Similar retail space in downtown Regina commands just $15 a square foot, the Colliers' report outlines. Its report shows just a 4.5 per cent vacancy rate downtown, while Broadway-area retail landlords have it even better, with just a 1.4 per cent vacancy rate.
Other signs of life in the Saskatoon commercial market can be found in the price per acre of serviced industrial land. In 2005, such land sold for $170,000 an acre. Prices rose by $55,000 per acre last year and are expected to rise again to $265,000 an acre this year, according to the Colliers report.
Colliers is predicting industrial land will sell in Calgary for $800,000 an acre this year versus Saskatoon's $265,000. This city's industrial land prices are now on par with Winnipeg and more than twice what companies are paying in Regina ($110,000 an acre).

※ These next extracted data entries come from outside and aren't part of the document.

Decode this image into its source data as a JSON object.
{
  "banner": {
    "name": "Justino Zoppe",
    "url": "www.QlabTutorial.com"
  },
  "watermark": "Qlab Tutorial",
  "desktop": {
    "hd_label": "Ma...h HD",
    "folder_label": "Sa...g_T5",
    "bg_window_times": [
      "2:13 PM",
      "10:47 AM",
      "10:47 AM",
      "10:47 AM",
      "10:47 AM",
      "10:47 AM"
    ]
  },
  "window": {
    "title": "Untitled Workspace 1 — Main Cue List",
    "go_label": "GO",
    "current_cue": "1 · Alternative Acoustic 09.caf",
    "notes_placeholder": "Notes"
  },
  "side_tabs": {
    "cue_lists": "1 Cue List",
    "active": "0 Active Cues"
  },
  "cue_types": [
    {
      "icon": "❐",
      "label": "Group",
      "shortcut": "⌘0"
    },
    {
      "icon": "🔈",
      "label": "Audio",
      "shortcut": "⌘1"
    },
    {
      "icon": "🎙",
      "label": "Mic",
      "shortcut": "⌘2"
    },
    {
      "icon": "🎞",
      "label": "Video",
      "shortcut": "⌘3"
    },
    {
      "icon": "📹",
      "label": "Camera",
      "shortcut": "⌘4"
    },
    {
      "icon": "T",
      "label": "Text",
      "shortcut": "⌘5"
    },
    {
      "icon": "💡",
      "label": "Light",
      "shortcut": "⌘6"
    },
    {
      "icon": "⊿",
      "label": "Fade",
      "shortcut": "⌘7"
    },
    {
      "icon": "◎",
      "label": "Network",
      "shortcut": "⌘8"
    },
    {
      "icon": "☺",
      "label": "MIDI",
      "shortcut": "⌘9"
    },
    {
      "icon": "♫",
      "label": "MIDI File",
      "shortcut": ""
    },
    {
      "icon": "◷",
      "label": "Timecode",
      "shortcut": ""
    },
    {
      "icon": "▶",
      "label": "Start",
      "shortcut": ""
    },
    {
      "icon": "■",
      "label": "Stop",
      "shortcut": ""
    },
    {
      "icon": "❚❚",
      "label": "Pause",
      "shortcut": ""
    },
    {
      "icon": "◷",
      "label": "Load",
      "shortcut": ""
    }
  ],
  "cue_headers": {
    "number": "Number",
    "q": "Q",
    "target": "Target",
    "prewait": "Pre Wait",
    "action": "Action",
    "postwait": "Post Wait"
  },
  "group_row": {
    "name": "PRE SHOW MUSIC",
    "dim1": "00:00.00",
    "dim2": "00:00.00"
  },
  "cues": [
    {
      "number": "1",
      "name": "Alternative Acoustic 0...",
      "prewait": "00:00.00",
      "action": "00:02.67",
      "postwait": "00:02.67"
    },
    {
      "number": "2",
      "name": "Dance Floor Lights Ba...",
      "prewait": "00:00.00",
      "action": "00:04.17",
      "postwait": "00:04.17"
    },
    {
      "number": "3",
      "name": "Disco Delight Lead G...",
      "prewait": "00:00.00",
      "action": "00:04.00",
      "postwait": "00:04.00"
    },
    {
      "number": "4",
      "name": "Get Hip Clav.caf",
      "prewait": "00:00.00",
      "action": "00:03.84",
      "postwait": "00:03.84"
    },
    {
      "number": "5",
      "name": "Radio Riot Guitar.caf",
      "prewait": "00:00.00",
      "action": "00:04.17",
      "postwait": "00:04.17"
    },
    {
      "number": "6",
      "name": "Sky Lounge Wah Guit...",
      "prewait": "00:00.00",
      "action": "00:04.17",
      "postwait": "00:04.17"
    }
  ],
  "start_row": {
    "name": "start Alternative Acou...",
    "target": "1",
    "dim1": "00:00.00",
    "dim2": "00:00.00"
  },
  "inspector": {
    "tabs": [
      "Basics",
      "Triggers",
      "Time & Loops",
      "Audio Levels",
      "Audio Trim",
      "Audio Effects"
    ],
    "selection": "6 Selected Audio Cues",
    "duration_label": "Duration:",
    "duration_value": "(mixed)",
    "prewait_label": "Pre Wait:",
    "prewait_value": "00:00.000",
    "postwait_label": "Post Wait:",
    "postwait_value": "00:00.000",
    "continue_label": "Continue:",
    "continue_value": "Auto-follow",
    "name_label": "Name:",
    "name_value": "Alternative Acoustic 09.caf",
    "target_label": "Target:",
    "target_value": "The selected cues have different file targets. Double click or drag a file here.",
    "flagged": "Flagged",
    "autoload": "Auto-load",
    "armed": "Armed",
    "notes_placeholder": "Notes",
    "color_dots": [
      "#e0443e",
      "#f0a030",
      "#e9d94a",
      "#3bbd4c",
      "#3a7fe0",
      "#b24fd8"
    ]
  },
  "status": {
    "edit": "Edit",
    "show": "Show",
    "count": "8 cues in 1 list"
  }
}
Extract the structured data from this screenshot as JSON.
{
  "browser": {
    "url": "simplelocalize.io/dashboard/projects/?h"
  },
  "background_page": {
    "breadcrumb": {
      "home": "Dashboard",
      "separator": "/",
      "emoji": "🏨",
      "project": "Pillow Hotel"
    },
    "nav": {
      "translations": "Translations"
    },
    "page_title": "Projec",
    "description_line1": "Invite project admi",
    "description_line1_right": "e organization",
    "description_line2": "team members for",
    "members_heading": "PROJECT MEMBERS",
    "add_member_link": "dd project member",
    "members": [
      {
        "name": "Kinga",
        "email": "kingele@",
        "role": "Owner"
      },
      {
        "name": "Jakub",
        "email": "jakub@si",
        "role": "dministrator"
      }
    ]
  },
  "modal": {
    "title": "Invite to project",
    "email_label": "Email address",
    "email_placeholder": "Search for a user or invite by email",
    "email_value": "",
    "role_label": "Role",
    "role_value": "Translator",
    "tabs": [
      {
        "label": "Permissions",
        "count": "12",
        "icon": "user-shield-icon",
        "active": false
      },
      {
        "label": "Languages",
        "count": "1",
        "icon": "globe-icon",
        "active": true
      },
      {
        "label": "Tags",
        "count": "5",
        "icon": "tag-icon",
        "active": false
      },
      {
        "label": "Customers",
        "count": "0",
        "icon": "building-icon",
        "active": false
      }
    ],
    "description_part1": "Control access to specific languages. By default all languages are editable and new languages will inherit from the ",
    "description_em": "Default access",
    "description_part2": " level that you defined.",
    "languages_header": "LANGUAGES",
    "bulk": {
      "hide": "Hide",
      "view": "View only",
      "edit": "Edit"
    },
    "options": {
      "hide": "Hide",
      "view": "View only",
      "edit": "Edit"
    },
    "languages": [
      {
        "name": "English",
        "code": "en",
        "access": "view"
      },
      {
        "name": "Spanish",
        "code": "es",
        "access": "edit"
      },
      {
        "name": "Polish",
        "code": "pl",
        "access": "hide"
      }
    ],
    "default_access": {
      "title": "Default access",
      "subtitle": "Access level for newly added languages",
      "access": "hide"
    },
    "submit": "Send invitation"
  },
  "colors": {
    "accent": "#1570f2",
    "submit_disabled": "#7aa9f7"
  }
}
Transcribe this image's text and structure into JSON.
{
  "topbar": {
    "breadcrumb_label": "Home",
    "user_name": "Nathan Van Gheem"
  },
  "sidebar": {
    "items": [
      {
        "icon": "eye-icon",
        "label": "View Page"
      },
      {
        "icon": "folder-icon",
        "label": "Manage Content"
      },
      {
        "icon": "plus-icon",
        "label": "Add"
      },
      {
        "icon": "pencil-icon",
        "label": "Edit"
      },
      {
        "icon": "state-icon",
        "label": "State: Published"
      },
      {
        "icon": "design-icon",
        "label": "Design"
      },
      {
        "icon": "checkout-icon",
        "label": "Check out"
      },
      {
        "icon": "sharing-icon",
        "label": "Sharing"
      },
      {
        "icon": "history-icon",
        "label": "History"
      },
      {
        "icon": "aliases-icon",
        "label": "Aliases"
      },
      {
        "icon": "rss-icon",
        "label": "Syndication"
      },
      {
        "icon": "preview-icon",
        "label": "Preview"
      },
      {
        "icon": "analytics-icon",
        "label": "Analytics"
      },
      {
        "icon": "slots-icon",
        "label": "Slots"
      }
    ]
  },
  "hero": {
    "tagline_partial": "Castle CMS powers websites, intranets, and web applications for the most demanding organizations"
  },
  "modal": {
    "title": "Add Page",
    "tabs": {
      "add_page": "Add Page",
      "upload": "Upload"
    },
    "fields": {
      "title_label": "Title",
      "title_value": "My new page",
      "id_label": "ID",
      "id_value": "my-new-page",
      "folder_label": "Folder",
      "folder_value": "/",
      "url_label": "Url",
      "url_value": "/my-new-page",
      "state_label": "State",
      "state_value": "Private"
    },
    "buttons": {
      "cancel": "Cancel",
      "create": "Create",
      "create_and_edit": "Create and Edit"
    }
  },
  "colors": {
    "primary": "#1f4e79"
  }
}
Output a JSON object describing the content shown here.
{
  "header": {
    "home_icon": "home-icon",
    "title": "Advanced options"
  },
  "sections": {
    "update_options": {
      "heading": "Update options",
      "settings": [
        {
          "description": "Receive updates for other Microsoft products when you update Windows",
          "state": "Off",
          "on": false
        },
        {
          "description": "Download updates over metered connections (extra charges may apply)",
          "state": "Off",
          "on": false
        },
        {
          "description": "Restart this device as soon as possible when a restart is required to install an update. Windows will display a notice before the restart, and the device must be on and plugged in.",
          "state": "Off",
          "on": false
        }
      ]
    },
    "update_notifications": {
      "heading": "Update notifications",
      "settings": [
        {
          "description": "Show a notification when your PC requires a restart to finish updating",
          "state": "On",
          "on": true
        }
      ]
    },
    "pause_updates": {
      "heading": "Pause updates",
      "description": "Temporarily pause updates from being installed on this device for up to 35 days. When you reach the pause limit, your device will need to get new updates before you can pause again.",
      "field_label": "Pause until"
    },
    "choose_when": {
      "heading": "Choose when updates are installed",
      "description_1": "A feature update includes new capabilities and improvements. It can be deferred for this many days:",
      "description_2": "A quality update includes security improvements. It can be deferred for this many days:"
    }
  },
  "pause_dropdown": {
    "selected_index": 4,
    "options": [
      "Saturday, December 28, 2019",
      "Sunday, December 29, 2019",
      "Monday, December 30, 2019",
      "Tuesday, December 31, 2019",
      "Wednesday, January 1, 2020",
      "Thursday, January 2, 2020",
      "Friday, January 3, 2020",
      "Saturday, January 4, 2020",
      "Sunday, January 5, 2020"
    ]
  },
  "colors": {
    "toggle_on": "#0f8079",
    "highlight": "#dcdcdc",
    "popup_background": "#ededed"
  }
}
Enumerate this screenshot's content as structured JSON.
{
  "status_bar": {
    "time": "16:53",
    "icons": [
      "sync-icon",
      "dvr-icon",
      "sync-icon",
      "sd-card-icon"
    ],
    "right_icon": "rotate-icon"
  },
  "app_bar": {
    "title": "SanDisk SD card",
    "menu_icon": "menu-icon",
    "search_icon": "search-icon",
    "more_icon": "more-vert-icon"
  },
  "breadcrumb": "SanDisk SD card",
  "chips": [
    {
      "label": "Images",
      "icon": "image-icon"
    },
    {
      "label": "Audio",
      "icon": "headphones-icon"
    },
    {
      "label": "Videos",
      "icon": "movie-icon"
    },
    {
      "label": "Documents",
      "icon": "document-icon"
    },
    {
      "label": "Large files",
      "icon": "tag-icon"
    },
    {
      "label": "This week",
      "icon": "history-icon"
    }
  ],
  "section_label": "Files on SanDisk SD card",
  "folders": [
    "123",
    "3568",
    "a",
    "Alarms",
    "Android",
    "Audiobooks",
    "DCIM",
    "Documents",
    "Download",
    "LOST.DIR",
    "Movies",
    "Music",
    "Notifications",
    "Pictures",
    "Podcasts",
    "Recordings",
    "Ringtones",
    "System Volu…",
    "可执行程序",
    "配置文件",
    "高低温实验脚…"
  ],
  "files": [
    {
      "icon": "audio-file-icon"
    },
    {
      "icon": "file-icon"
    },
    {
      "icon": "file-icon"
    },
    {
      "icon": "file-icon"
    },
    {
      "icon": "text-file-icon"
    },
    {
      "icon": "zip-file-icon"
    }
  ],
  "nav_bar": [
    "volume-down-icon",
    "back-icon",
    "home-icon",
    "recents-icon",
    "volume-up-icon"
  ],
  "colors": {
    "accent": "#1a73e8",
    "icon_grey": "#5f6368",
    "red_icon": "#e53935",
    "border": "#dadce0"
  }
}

Just like there is a shortage of residential building lots, McClocklin says there isn't much of an inventory right now in Saskatoon of industrial land, especially for heavy industrial purposes.
He says the city's investment last year of nearly $18 million to put deep sewer and water lines into industrial land north of 70th Street for what was supposed to be a Maple Leaf Foods processing plant will not sit idle long. McClocklin says there is currently a lack of heavy industrial land such as that typically found in Saskatoon's north end.
"By the end of this year, that servicing could be over to Millar Avenue, so we could see that come on," he said. "But if for some reason the city couldn't get that servicing done, that could impact us negatively.
"We need to bring on land at a reasonable cost, because we don't want those land prices to get so that businesses say, 'I may as go to Calgary because the price isn't that much different,' " McClocklin said. "The competitive advantage we have is lower land prices."